La comida, encargada a un afamado servicio de catering, resultó verdaderamente suculenta. El “camaleón” carecía de problema alguno con el dinero. Excelentes y variados entremeses ibéricos, como entrantes; gambones “gigantes” trufados en una salsa ligeramente picante, deliciosos al paladar; carne, exquisitamente mechada al licor, como plato principal; pastel de fruta, navegando en un baño de helado con dátiles tunecinos, como postre; vinos blancos y tintos de reserva, con una copa final de cava. Ese fue el contenido de tan “modesto” menú. Cosme, sin embargo, se reafirmó en su creencia de que este hombre sufría la cruel tristeza de la soledad en su vida. Se decía a sí mismo que el dinero no lo trae todo en la vida. Y este propietario, de tan pulcros y educados modales, carecía de familiar o compañera afectiva con quien celebrar su anual onomástica.  

En un momento concreto del “ágape”, el agradecido conserje se sintió motivado para preguntar a D. Rosendo acerca de si había estado casado; Pero el cambio en el talante de su interlocutor, en el que fluyó una profunda tristeza facial, le hizo desistir en ir por ese íntimo camino. El tema del interés por la jardinería que realizaba, en esos invernaderos y umbráculos tan bien organizados que, antes de la comida le había mostrado, era un tema mucho más atractivo. No era conveniente avanzar por cuestiones íntimas que provocaban una pesadumbre evidente en tan solitario personaje. A eso de las cuatro y treinta, Cosme se reincorporó a su puesto de conserje en el portal del edificio, no sin antes mostrar un profundo agradecimiento a su hospitalario anfitrión por la comida de lujo que había tenido oportunidad de disfrutar.

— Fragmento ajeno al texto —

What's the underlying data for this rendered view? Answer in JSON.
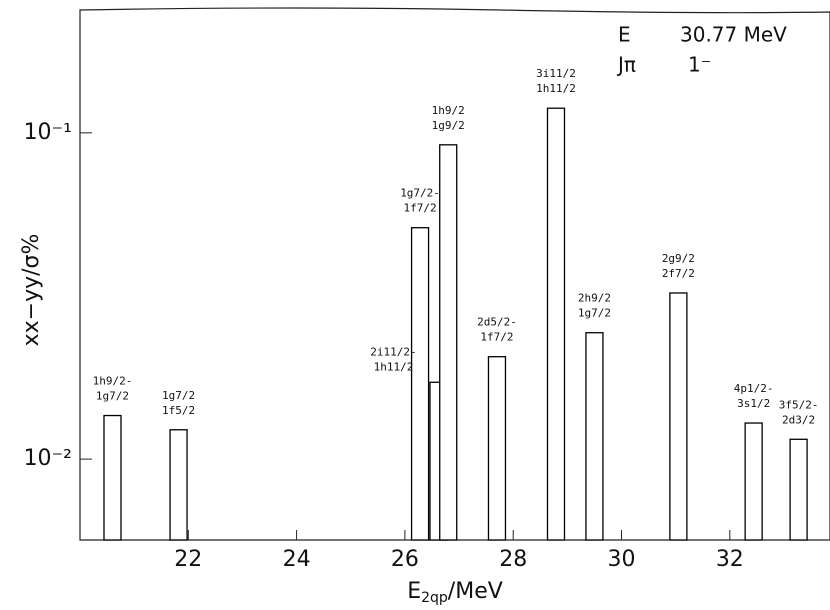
{
  "chart_data": {
    "type": "bar",
    "log_y": true,
    "x": [
      20.6,
      21.82,
      26.28,
      26.62,
      26.8,
      27.7,
      28.79,
      29.5,
      31.05,
      32.44,
      33.27
    ],
    "values": [
      0.0136,
      0.0123,
      0.0512,
      0.0172,
      0.0919,
      0.0206,
      0.119,
      0.0244,
      0.0323,
      0.0129,
      0.0115
    ],
    "bar_labels": [
      [
        "1h9/2-",
        "1g7/2"
      ],
      [
        "1g7/2",
        "1f5/2"
      ],
      [
        "1g7/2-",
        "1f7/2"
      ],
      [
        "2i11/2-",
        "1h11/2"
      ],
      [
        "1h9/2",
        "1g9/2"
      ],
      [
        "2d5/2-",
        "1f7/2"
      ],
      [
        "3i11/2",
        "1h11/2"
      ],
      [
        "2h9/2",
        "1g7/2"
      ],
      [
        "2g9/2",
        "2f7/2"
      ],
      [
        "4p1/2-",
        "3s1/2"
      ],
      [
        "3f5/2-",
        "2d3/2"
      ]
    ],
    "color": "#000000",
    "xlim": [
      20,
      33.85
    ],
    "xticks": [
      22,
      24,
      26,
      28,
      30,
      32
    ],
    "ylim": [
      0.00565,
      0.238
    ],
    "yticks": [
      {
        "value": 0.01,
        "label": "10⁻²"
      },
      {
        "value": 0.1,
        "label": "10⁻¹"
      }
    ],
    "xlabel": {
      "main": "E",
      "sub": "2qp",
      "rest": "/MeV"
    },
    "ylabel": "xx−yy/σ%",
    "annotations": [
      "E",
      "30.77 MeV",
      "Jπ",
      "1⁻"
    ]
  }
}
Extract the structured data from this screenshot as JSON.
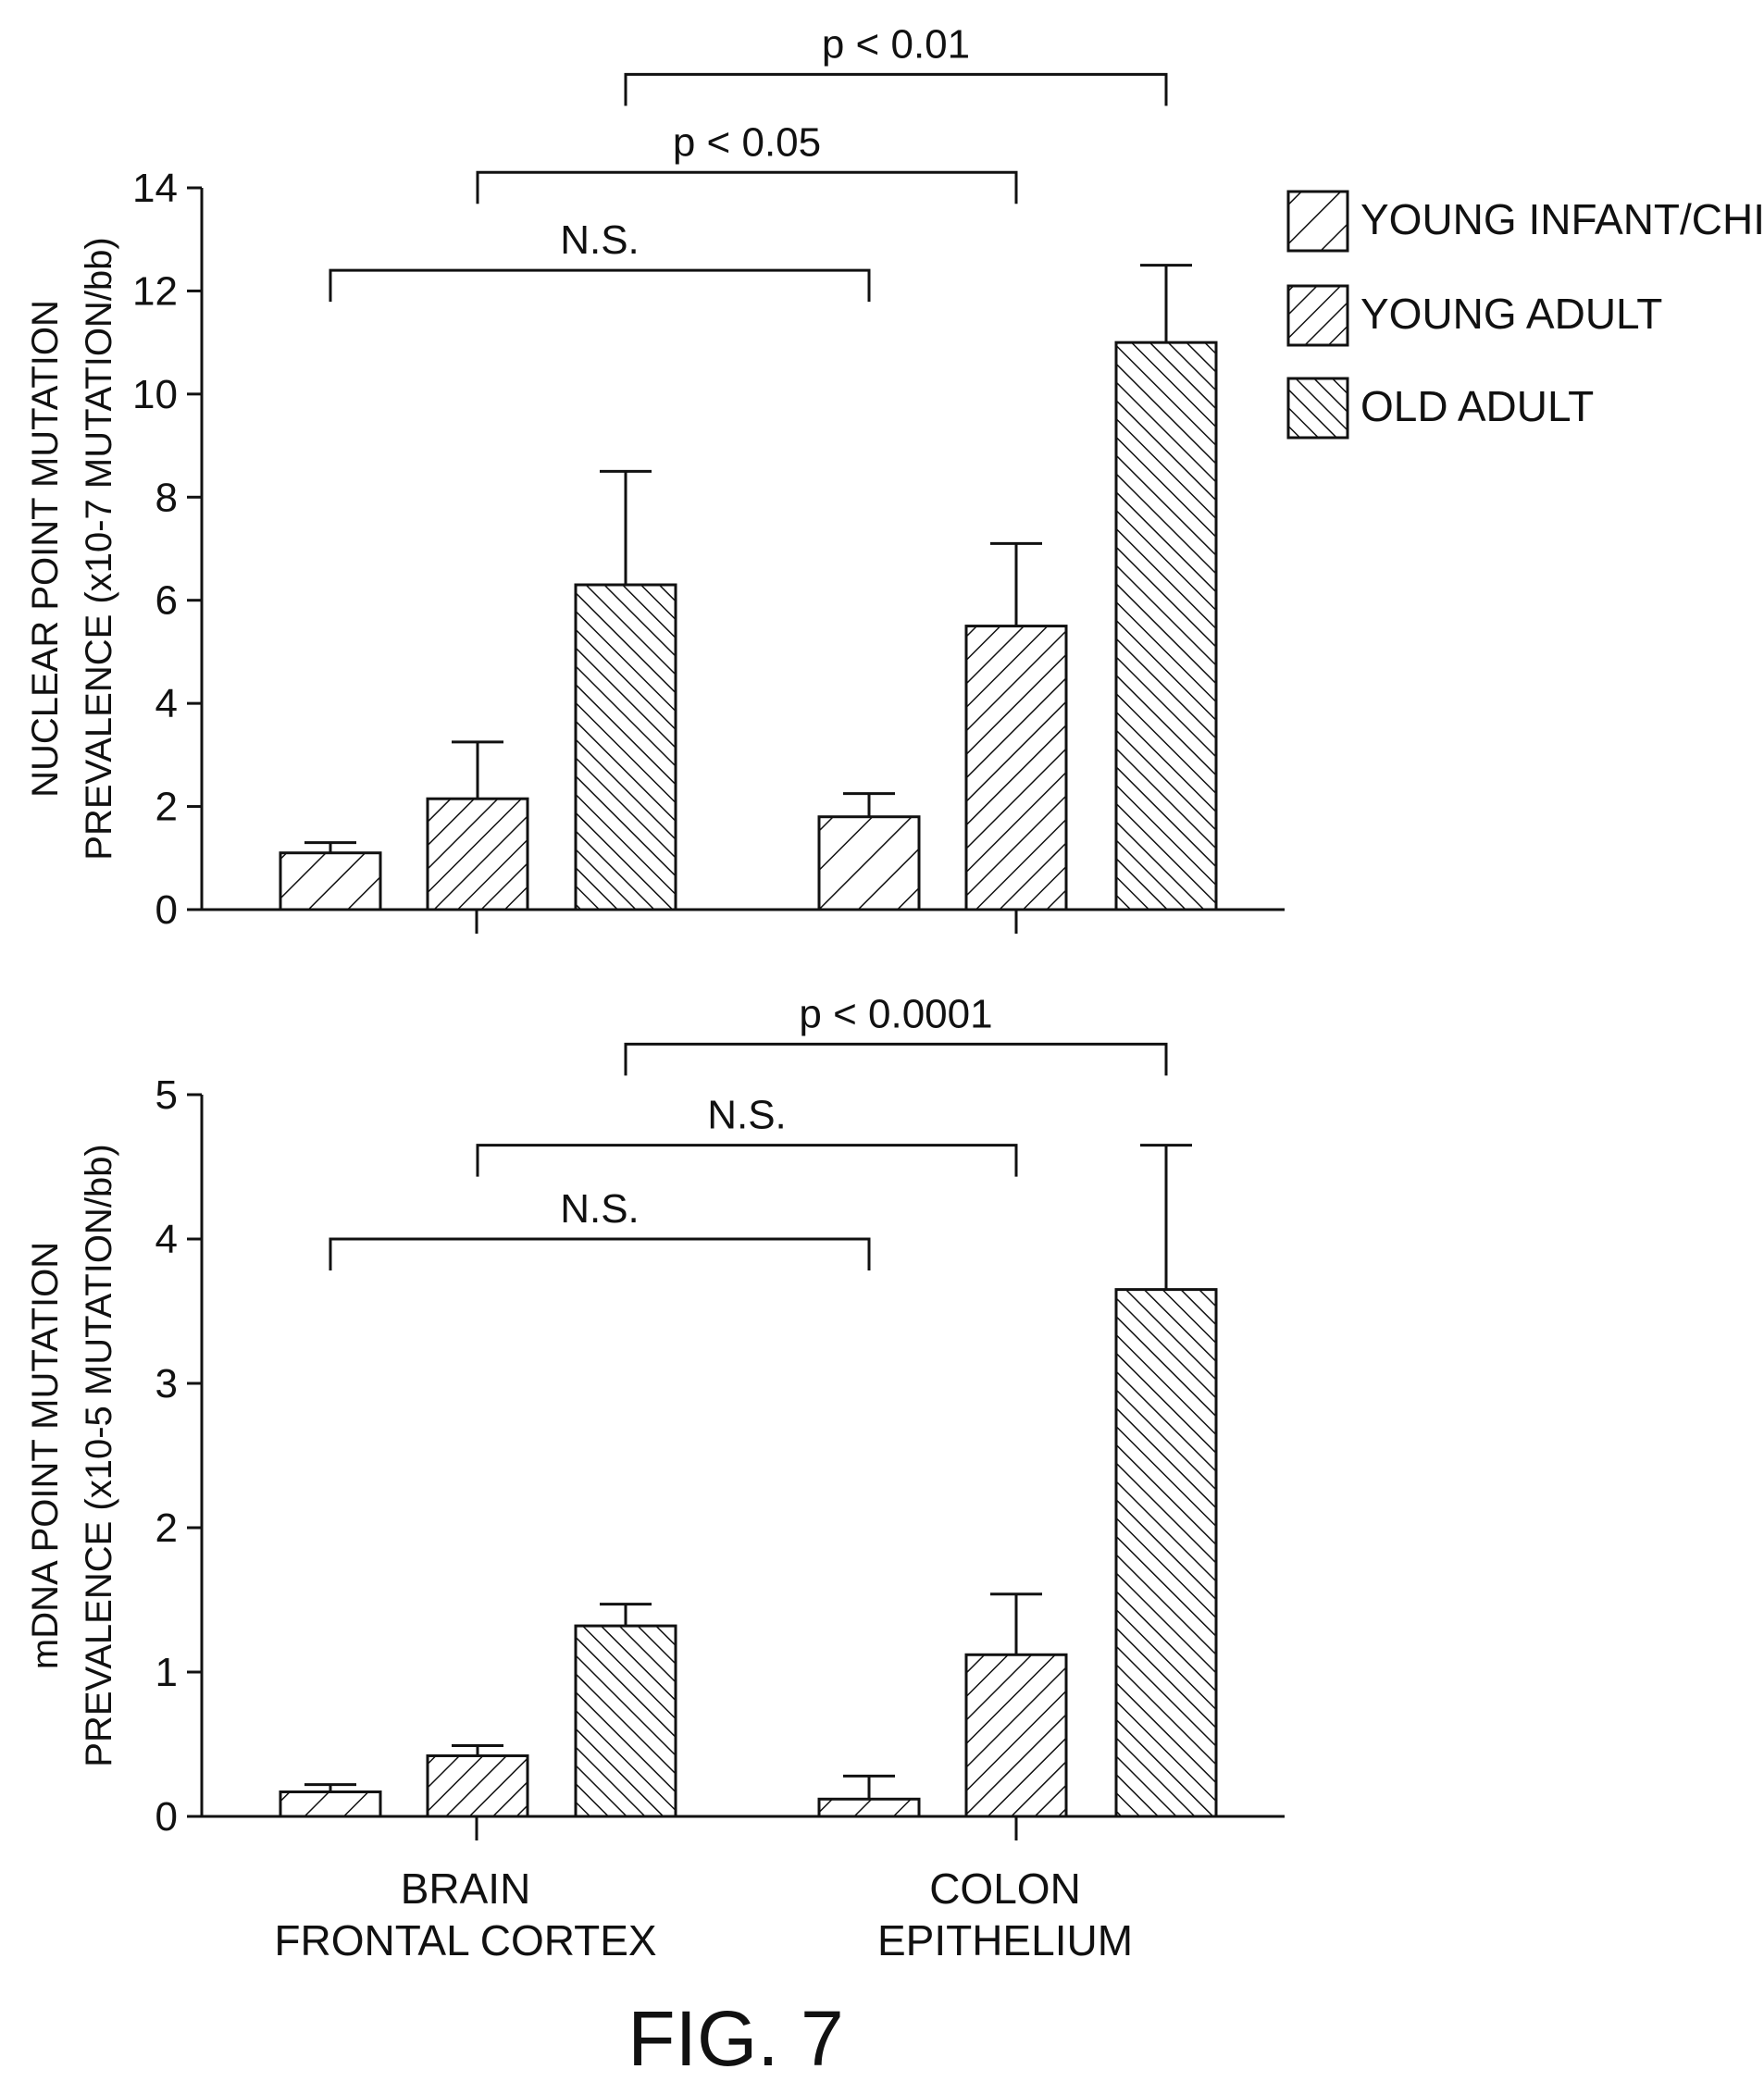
{
  "legend": {
    "items": [
      {
        "label": "YOUNG INFANT/CHILD",
        "pattern": "sparse"
      },
      {
        "label": "YOUNG ADULT",
        "pattern": "medium"
      },
      {
        "label": "OLD ADULT",
        "pattern": "dense"
      }
    ]
  },
  "figure_caption": "FIG. 7",
  "chart_data": [
    {
      "type": "bar",
      "categories": [
        "BRAIN FRONTAL CORTEX",
        "COLON EPITHELIUM"
      ],
      "category_lines": [
        [
          "BRAIN",
          "FRONTAL CORTEX"
        ],
        [
          "COLON",
          "EPITHELIUM"
        ]
      ],
      "ylabel_lines": [
        "NUCLEAR POINT MUTATION",
        "PREVALENCE (x10-7 MUTATION/bb)"
      ],
      "ylim": [
        0,
        14
      ],
      "yticks": [
        0,
        2,
        4,
        6,
        8,
        10,
        12,
        14
      ],
      "show_category_labels": false,
      "series": [
        {
          "name": "YOUNG INFANT/CHILD",
          "values": [
            1.1,
            1.8
          ],
          "errors": [
            0.2,
            0.45
          ]
        },
        {
          "name": "YOUNG ADULT",
          "values": [
            2.15,
            5.5
          ],
          "errors": [
            1.1,
            1.6
          ]
        },
        {
          "name": "OLD ADULT",
          "values": [
            6.3,
            11.0
          ],
          "errors": [
            2.2,
            1.5
          ]
        }
      ],
      "significance": [
        {
          "label": "N.S.",
          "series": 0,
          "y": 12.4
        },
        {
          "label": "p < 0.05",
          "series": 1,
          "y": 14.3
        },
        {
          "label": "p < 0.01",
          "series": 2,
          "y": 16.2
        }
      ]
    },
    {
      "type": "bar",
      "categories": [
        "BRAIN FRONTAL CORTEX",
        "COLON EPITHELIUM"
      ],
      "category_lines": [
        [
          "BRAIN",
          "FRONTAL CORTEX"
        ],
        [
          "COLON",
          "EPITHELIUM"
        ]
      ],
      "ylabel_lines": [
        "mDNA POINT MUTATION",
        "PREVALENCE (x10-5 MUTATION/bb)"
      ],
      "ylim": [
        0,
        5
      ],
      "yticks": [
        0,
        1,
        2,
        3,
        4,
        5
      ],
      "show_category_labels": true,
      "series": [
        {
          "name": "YOUNG INFANT/CHILD",
          "values": [
            0.17,
            0.12
          ],
          "errors": [
            0.05,
            0.16
          ]
        },
        {
          "name": "YOUNG ADULT",
          "values": [
            0.42,
            1.12
          ],
          "errors": [
            0.07,
            0.42
          ]
        },
        {
          "name": "OLD ADULT",
          "values": [
            1.32,
            3.65
          ],
          "errors": [
            0.15,
            1.0
          ]
        }
      ],
      "significance": [
        {
          "label": "N.S.",
          "series": 0,
          "y": 4.0
        },
        {
          "label": "N.S.",
          "series": 1,
          "y": 4.65
        },
        {
          "label": "p < 0.0001",
          "series": 2,
          "y": 5.35
        }
      ]
    }
  ]
}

Como no podía ser de otra forma, aquella tarde, sobre las seis y media, vio desde su mostrador como Don Rosendo salía, como cada día, para la calle. Siempre bien trajeado, con el cambio cromático en su elegante atuendo, y ese rojo clavel en su solapa que tan noble prestancia daba a su esbelta figura. Saludó con respeto y admiración a ese tan cualificado y adinerado personaje con el que horas antes había compartido la intimidad de su mesa.

Una mañana, semanas después del almuerzo conjunto, vio con extrañeza como “el Sr. camaleón” (como lo seguía denominando en la intimidad de sus conversaciones con su mujer) salía hacia la calle, arrastrando un gran trolley de cuatro ruedas. Se ofreció a ayudarle aunque D. Rosendo le indicó, con firme gesto “endulzado” con una sonrisa, que no era necesario. Curiosamente, a esas horas de la media mañana, el propietario del ático no iba vestido con sus atuendos habituales. Verle con una sudadera, vaqueros un tanto gastados y unas zapatillas de deporte, provocó al conserje una profunda y divertida sensación de sorpresa. Era la primera vez que este señor ofrecía a sus convecinos esa apariencia tan deportiva y popular.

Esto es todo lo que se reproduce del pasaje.